Honda has changed the layout of its engine ahead of the 2017 Formula 1 season in a bid to make performance gains and cut the gap to pace-setter Mercedes.
Honda returned to F1 after seven years away in 2015, rekindling its famed partnership with the British McLaren team.
However, immediate success was hard to come by, with the ‘size zero’ approach taken by Honda to packaging its power unit resulting in a number of reliability issues through the 2015 season.
McLaren ailed to ninth place in the constructors’ championship that year, but made gains through 2016 to end the year sixth overall.
Honda is now looking to make up yet more ground through the 2017 season, as part of an overhaul of the technical regulations in F1.
“The token system that was applied to engine development for the past few seasons has been discontinued,” McLaren technical director Tim Goss explained.
“For 2017, the Honda engine architecture and layout have been altered to serve both for performance and packaging needs.
“The new power unit takes much of the learning from the past two seasons, but has been specifically redesigned for this season.”
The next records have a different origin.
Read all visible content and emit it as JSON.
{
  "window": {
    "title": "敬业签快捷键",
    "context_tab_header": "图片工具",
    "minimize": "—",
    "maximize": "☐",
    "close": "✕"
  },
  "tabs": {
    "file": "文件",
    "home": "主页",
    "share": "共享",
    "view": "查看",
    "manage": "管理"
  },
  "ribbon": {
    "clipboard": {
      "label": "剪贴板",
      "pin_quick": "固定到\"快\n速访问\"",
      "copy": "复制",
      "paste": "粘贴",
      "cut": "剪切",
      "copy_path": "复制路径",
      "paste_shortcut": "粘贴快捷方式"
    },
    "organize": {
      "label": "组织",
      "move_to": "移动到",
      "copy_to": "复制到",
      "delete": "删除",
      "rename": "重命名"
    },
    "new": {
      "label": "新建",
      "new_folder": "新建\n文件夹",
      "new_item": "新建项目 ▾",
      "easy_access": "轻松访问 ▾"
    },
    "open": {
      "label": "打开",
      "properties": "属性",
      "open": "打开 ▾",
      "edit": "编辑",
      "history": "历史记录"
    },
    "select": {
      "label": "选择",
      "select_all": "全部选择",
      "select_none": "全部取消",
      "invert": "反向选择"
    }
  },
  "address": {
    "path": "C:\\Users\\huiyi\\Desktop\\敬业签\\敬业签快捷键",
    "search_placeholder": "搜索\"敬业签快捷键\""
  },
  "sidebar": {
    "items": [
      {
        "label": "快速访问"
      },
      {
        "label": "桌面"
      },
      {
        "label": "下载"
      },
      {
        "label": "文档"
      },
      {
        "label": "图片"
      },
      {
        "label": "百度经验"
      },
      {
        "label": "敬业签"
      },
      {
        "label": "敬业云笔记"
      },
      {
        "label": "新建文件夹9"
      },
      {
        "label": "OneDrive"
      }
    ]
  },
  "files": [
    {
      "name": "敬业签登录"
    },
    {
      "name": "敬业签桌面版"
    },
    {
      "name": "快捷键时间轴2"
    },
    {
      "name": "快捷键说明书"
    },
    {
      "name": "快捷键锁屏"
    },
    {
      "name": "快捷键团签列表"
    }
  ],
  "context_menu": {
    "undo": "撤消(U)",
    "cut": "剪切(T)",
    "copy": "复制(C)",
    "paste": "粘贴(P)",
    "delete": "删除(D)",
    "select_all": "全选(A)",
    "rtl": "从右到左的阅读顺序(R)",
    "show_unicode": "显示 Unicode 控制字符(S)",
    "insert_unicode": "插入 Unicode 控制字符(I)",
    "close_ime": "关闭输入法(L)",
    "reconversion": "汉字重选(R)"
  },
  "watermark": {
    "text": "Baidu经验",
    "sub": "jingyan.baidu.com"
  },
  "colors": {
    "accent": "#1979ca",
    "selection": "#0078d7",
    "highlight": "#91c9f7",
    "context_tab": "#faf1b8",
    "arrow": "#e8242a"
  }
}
Goss also echoed the sentiments of peer James Key of Toro Rosso, saying that the technical changes for the 2017 season are among the biggest in the history of F1.
“Let’s be clear, we’re looking at some huge regulatory changes ahead of the 2017 season,” Goss said.
“We’ve had bigger changes in the past – the change between 1982 and ’83 from ground-effect to flat floors, for example, which had a massive impact on performance.
“But this season’s changes rank as some of the most significant we’ve ever had in the sport.
“That’s likely to change the competition order, because it’s such a big disturbance. Historically, that has changed the order.
“But then what normally happens is that the best, and most well-equipped, teams tend to rise to the top again.”